Carnage at London Film Festival

Carnage at London Film Festival

18 October, 2011
by: Naima Khan

Kate Winslet, Jodie Foster, John C. Reilly and Christoph Waltz turn Polanksi's film adaptation of Yasmina Reza's play into a hit.



A film adaptation of Yasmina Reza's wordy, middle-class play, God of Carnage, doesn't sound like a great idea, not even with Roman Polanksi directing. But a cast consisting of Kate Winslet, Jodie Foster, John C. Reilly and Christoph Waltz are what make Carnage really work despite Polanksi's lack of style in his straightforward cinematography.

Winslet and Waltz play Nancy and Alan Cowan whose son Zach has hit his friend Ethan, son of Foster and Reilly (Penelope and Michael Longstreet). What unfolds in the Longstreets' art-coated New York apartment is a hilarious battle of social politics that gets funnier as the political correctness and middle class facade breaks away and the dynamics of the arguing couples twist and turn.

All four actors are on form, Reilly in particular stands out at a sweet, supportive everyman who is in fact so jovially ordinary that his overly sincere wife is secretly at her wits end with his content lack of ambition. Oddly, Polanski is also unambitious about his film and seems happy to let this one be all about the cast as he lets the arguments unfold without a slow camera sweep in sight. It's probably a wise move as the screenplay he's created with Yasmin Reza is perfect.

It pits Jodie Foster's concerned Africa-enthusiast writer against Kate Winslet's polite investment banker who's more ashamed of puking all over the art books than the fact that her son bust up another kid. As the scotch is poured the lightweight women try to find a place for their troubles in a world where other parents are fighting famine. As Foster reminds them: “Don't tell me about suffering in Africa. I know about suffering in Africa!”.

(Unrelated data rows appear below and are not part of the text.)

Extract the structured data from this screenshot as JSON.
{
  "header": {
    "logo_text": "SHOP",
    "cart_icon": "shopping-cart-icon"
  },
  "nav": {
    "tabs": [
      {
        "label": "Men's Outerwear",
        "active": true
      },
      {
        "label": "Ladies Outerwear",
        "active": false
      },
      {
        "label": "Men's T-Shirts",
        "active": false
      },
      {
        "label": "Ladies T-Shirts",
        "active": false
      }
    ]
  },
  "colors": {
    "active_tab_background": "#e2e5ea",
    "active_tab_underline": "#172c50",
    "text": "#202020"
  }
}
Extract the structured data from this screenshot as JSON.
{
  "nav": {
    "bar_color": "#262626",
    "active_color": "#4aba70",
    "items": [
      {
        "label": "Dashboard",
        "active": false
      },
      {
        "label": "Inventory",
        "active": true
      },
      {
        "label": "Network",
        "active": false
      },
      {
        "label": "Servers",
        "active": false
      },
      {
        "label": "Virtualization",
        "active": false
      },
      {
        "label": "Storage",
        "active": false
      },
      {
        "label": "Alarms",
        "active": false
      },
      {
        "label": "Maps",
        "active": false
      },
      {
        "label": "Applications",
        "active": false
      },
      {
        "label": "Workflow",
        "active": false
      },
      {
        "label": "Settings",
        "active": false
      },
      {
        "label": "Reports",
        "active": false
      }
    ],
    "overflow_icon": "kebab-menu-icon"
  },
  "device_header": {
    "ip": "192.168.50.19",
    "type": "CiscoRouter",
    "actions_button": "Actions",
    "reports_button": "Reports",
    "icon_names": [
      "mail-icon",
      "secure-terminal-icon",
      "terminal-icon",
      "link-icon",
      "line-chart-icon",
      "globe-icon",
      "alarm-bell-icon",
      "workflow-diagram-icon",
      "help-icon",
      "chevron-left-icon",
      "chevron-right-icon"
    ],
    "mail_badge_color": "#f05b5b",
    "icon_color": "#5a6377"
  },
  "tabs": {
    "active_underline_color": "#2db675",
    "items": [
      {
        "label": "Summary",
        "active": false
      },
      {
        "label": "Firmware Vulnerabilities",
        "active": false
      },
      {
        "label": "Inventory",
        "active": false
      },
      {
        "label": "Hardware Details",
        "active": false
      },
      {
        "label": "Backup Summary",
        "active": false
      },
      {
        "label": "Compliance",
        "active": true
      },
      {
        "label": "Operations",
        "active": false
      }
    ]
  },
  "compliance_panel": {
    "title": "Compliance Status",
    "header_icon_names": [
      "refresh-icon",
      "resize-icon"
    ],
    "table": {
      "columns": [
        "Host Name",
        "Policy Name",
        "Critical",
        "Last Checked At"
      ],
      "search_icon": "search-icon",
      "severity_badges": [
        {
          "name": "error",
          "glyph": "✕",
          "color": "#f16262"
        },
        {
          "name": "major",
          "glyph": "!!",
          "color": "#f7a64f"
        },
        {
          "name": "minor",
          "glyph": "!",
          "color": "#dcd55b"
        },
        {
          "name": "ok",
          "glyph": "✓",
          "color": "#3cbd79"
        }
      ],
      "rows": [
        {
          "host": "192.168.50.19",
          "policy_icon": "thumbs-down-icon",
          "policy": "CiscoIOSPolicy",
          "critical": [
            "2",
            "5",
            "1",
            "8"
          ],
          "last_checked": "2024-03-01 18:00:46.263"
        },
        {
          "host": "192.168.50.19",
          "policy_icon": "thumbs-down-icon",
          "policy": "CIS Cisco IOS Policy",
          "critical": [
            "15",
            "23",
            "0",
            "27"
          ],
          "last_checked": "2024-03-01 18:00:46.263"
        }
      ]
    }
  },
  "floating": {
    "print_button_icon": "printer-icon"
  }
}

As they watch their wives lose it, the husbands reveal their own morally reprehensible characteristics with Christoph Waltz' corporate attorney flying ahead in the game of who's screwing up the world the fastest. But the funniest battle is over how they're supposed to raise their kids. No one really gets the last word but it's worth hearing Foster preach collective concern to steely Waltz who simply prefers to leave matters to the God of Carnage.